Denied – Humanarchy (Sweea Records)Wednesday, 20th July 2022
Certain artists elevate interest as a writer due to previous discography already making that indelible impression. Such is the case for Swedish thrash/heavy metal band Denied – receiving great marks for their last two albums for the site (Freedom of Speech in 2018 and The Decade of Disruption in 2020). Appearing again for this latest record Humanarchy, you’ll gain eight more tracks to process, devour, and appreciate – continuing to expand upon these musicians’ tremendous abilities as performers and as songwriters, channeling decades of seasoning into a potent powder keg of material.

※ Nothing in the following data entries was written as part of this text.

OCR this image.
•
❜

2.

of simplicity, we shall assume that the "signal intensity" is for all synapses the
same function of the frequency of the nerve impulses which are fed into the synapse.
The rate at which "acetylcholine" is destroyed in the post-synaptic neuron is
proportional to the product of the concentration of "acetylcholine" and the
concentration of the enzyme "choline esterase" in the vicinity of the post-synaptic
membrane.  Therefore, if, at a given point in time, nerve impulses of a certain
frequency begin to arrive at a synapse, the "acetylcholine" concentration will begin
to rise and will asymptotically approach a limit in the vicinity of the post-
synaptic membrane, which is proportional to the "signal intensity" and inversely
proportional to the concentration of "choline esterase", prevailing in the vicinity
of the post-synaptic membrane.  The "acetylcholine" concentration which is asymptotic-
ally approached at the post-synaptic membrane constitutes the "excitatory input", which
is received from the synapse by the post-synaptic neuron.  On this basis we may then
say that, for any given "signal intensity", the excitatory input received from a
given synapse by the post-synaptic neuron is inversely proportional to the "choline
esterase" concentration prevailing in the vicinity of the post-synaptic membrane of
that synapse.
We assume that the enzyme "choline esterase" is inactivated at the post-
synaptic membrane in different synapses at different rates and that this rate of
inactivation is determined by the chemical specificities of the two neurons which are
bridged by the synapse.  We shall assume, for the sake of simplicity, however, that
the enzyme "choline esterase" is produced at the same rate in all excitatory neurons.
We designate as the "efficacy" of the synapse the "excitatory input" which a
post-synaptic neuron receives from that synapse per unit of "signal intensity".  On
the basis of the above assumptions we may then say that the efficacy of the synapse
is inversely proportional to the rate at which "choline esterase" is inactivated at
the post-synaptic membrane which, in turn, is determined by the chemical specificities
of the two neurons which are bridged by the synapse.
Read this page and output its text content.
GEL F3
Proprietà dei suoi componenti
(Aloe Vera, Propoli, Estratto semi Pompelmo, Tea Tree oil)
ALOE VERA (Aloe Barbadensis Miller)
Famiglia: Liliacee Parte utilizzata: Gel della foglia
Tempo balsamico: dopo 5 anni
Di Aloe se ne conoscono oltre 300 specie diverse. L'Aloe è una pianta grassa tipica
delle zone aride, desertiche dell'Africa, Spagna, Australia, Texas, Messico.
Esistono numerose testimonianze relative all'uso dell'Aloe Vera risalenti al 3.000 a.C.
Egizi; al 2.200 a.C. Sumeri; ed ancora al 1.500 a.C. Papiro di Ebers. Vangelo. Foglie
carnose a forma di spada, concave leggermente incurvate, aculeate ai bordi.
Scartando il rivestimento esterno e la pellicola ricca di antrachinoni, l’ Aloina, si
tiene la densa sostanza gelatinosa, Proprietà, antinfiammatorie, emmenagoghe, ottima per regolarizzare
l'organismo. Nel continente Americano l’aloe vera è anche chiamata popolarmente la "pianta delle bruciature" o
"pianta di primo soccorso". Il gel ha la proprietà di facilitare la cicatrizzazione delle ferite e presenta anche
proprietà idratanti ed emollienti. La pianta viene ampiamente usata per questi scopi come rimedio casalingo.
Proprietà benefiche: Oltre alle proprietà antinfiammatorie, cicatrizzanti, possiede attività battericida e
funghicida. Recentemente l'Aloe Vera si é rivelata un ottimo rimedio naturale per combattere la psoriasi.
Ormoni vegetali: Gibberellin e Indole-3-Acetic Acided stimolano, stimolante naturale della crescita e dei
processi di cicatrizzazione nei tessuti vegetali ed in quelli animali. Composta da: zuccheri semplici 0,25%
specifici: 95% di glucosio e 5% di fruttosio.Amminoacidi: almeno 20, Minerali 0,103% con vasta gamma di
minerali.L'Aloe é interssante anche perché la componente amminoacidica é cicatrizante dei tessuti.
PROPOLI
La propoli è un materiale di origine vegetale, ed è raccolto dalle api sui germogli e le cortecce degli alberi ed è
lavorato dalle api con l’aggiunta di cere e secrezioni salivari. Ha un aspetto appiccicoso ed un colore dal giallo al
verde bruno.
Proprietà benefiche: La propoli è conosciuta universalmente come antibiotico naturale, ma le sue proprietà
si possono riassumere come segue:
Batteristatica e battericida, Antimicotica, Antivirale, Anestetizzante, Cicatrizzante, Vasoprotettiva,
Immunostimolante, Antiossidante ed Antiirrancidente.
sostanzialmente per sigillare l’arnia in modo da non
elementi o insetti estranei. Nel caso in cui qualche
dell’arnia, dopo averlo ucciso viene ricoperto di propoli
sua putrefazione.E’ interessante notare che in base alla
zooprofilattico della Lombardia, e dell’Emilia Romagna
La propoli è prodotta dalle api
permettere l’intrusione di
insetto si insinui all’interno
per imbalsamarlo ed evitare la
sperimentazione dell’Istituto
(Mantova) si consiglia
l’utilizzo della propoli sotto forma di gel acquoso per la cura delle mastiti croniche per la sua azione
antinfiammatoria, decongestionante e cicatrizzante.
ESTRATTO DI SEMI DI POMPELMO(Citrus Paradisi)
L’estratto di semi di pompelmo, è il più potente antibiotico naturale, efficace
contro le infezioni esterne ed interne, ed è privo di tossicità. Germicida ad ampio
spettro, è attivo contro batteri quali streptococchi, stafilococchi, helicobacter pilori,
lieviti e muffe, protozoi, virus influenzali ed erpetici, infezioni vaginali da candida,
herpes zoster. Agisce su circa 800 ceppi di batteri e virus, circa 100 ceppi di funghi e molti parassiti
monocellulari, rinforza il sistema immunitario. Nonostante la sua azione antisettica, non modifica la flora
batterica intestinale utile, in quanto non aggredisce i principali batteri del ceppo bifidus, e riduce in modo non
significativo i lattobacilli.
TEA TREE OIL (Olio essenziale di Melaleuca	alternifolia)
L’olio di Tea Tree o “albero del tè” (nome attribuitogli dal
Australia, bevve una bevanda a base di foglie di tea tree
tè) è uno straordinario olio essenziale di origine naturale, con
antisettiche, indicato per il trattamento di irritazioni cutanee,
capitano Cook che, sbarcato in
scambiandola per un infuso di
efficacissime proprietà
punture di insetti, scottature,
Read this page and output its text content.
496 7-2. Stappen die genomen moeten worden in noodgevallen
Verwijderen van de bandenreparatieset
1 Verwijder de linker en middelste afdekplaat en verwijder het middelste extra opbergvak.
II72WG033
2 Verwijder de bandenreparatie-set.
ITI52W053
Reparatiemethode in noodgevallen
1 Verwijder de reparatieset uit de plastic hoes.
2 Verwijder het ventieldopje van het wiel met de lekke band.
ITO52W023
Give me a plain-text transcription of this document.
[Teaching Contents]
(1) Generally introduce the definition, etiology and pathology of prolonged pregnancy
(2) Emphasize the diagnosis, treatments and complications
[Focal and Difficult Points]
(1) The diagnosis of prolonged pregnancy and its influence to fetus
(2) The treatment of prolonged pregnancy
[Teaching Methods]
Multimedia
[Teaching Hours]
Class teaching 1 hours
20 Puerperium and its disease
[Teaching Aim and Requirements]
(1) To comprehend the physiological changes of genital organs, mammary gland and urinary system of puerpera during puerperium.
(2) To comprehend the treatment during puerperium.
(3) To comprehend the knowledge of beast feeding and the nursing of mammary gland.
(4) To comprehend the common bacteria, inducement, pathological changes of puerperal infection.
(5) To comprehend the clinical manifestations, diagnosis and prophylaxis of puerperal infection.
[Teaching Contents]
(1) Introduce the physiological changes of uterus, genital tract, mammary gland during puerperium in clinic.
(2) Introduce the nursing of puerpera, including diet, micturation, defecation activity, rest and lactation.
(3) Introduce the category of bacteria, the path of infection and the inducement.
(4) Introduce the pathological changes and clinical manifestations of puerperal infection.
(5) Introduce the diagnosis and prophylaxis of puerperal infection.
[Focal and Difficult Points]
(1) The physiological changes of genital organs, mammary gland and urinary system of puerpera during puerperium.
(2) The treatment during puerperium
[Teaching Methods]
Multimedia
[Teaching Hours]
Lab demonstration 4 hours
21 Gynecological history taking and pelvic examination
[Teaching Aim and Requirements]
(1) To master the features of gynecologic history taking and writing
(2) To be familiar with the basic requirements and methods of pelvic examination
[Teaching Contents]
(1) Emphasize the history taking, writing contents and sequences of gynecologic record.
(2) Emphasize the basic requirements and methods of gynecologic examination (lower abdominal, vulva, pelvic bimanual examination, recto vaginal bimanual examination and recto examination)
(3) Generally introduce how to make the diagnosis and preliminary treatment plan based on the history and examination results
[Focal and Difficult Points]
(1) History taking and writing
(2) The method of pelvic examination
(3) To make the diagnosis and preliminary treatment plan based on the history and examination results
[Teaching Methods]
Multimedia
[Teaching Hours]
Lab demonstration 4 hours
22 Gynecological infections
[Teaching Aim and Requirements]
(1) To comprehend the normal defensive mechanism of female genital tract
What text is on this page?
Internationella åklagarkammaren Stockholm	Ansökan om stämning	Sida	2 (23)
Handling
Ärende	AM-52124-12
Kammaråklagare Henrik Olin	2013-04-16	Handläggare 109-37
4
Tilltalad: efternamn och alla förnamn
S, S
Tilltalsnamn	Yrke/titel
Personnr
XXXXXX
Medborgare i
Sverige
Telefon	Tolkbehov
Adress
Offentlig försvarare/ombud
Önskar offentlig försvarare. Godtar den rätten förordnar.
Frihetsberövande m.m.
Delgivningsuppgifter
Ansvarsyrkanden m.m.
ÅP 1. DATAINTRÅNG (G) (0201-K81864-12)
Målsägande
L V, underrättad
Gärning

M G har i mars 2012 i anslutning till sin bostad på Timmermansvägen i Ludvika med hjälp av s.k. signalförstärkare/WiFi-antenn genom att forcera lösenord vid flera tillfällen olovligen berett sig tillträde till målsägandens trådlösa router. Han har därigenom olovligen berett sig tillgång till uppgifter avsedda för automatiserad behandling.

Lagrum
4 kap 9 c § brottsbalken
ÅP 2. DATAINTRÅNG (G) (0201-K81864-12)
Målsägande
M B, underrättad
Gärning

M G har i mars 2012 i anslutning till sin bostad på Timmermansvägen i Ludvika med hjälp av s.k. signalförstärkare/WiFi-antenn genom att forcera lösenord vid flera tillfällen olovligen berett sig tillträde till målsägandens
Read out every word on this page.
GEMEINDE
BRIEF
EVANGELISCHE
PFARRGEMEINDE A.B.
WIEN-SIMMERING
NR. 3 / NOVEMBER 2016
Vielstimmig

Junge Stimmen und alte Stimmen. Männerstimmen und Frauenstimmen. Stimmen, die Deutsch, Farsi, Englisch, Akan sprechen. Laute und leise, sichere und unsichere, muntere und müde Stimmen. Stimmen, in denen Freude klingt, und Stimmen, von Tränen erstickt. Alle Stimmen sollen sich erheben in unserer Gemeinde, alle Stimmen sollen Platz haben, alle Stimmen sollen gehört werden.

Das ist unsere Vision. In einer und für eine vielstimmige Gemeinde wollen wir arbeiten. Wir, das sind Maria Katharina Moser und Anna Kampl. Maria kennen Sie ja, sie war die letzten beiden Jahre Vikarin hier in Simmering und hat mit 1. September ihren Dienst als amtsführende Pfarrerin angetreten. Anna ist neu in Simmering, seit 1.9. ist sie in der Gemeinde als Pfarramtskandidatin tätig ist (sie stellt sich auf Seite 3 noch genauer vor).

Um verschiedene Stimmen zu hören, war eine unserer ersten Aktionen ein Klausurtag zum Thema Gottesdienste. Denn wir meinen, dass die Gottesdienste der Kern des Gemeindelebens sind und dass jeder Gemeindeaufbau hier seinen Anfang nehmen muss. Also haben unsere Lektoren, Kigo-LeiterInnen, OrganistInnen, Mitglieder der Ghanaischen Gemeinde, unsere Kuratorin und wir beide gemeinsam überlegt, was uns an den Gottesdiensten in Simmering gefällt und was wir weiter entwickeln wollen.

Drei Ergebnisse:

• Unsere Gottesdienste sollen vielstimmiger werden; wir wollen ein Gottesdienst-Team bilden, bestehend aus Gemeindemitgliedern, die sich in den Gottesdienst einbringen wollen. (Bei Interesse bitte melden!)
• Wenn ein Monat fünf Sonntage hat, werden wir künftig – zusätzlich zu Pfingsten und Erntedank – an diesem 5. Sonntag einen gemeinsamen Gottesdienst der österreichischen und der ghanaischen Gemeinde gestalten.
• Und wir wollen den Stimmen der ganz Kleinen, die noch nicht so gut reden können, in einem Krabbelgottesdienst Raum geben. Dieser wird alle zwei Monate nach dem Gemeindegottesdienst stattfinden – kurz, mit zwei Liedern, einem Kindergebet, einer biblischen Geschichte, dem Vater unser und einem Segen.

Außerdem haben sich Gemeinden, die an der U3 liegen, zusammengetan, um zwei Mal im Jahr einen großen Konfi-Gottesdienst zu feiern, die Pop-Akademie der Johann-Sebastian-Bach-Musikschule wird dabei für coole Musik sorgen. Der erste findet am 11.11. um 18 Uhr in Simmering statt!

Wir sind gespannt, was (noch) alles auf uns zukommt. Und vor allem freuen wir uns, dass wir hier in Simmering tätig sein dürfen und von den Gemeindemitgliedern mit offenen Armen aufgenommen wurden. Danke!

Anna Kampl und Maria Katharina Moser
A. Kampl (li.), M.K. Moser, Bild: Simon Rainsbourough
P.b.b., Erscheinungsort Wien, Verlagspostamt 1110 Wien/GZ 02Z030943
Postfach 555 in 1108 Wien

The versatility within the pipes of Soren Adamsen provides Denied a wide array of options where to take certain tracks in conveying melodic parts against darker or heavier terrain. Check his fierce range and soaring highs during “Death by a 1000 Cuts”, the bass/clean guitar intro already setting up a hypnotic hook before the low chugging riffs work in tandem to create a song Savatage or Nevermore mavens treasure. The guitar work from Andreas Carlsson and Chris Vowden offers tremendous energy from clean to doom, power, and thrash molds – the hard-charging riffs throughout “Flesh Made God” taking things into Machine Head, Heathen, and Arch Enemy territory, drummer Markus Kask propping up the aggressive nature with killer fills and double bass mechanics. When the group chooses to be a bit moodier that’s when their epic doom nuances shine, a la Dio or Tony Martin-era Black Sabbath against classic Candlemass, making the seven-minute plus “Maintenance of Insanity” another standout. The dynamic low to high transformative vocals plus thoughtful, emotive lead break that includes neoclassical shred moments worthy of aural eargasms. Seeking out Unleashed guitarist Fredrik Folkare for producing (vocal production handled by Søren Andersen in Denmark) ensures a heavy, balanced affair – standing up against all comers new or old.
Denied continues to provide a case that classic heavy metal, doom, power, and thrash can converge together to entice all parties to enjoy Humanarchy. A logical follow-up to The Decade of Disruption, the pandemic hasn’t dulled the attacking nature and veteran musicianship at play.